Taken to a deeper, extreme level, you may begin to aspire to your character’s personality, lifestyle and very existence. Moreover, you feel so close to it. As I wrote earlier, you have created him, and fed him, until he became all that he is now. No one knows him better than you do. How hard would it be, to be him instead of you? The excitement of role-playing all the time, only it is real! This is when role-playing is at its most dangerous. You can lose yourself in your character to such an extent that you forget who you really are. The problem, with this, is that role-playing is staged and controlled by the storyteller and, more often than not, there is a happy ending. However, real life just is not like that and by the time the fantasy comes crashing around you its too late, and everything you were before is confused.
The ways that role-playing can shape and change character for better or worse is hard to define. In many cases, you have to have been there, and experienced it, to know what it is all about. Personally, I have had my own problems, to which my closest friends will testify. There was once a character of mine called Damien Kane. He was a vampire, with an aura, romance and power about him. He was manipulative, arrogant, selfish and angry. To him the world was his to play with, and anyone who stood in his way was about to have a bad day. At the time he was everything I wanted to be, and I began to emulate the character I played. It was only after a few of my friends told me to pack it in that I even realised I was doing it! By which time half of them hated me. I count this as having been a lucky escape.
Finally, there is one other danger with role-playing that is not so hidden, or hard to define. It concerns the thought processes of the player. When you are engrossed in a good story you do not even stop to think about the atrocities you commit in the game. As vampires, we would kill the innocent on merely a whim, drinking their blood and devouring their bodies. Deciding how to go about it was half the fun. Any imaginable action can be role-played in the theatre of the mind and yet, because it is not real, it seems okay. The storyteller can put a lid on the exploration of certain actions, but only if he wants to. Otherwise, the players are free to do anything they like without fear of reprisals. After looking into it, a family forum of the Christian Life Ministries came up with the following definition of Dungeons and Dragons.

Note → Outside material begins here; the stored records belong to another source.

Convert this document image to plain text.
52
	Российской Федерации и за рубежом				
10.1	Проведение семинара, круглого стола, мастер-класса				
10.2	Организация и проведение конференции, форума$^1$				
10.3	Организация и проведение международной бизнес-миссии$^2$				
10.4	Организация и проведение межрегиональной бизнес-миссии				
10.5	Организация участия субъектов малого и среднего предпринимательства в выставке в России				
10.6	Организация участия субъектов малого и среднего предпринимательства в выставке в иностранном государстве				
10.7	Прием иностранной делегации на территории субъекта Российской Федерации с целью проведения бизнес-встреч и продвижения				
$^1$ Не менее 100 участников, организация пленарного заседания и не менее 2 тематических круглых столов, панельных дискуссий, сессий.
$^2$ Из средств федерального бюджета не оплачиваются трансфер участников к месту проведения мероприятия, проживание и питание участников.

“…teaching on demonology, witchcraft, voodoo, murder, rape, blasphemy, suicide, assassination, insanity, sex perversion, homosexuality, prostitution, Satan worship, gambling, Jungian psychology, barbarism, cannibalism, sadism, desecration, demon summoning, necromantics and divination.”
Now, whilst there can be no doubt that they slightly over-reacted, you do see my point. As Christians, are these the sort of activities that we should spend time acting out in fantasy?
Researching this article, and collating my thoughts and beliefs on the subject, has finally made me face up to them. When I started writing I was a storyteller for several role-playing games – but not any more. Now I am a Christian with a clearer conscience, and more time to spend in the real world with my God, my family and my friends. It is my belief that role-playing can be played without getting too deep, without it becoming addictive, and possibly even without the unsavoury thoughts. The only problem is that it would not be any fun. Why play with fire if it is not any fun?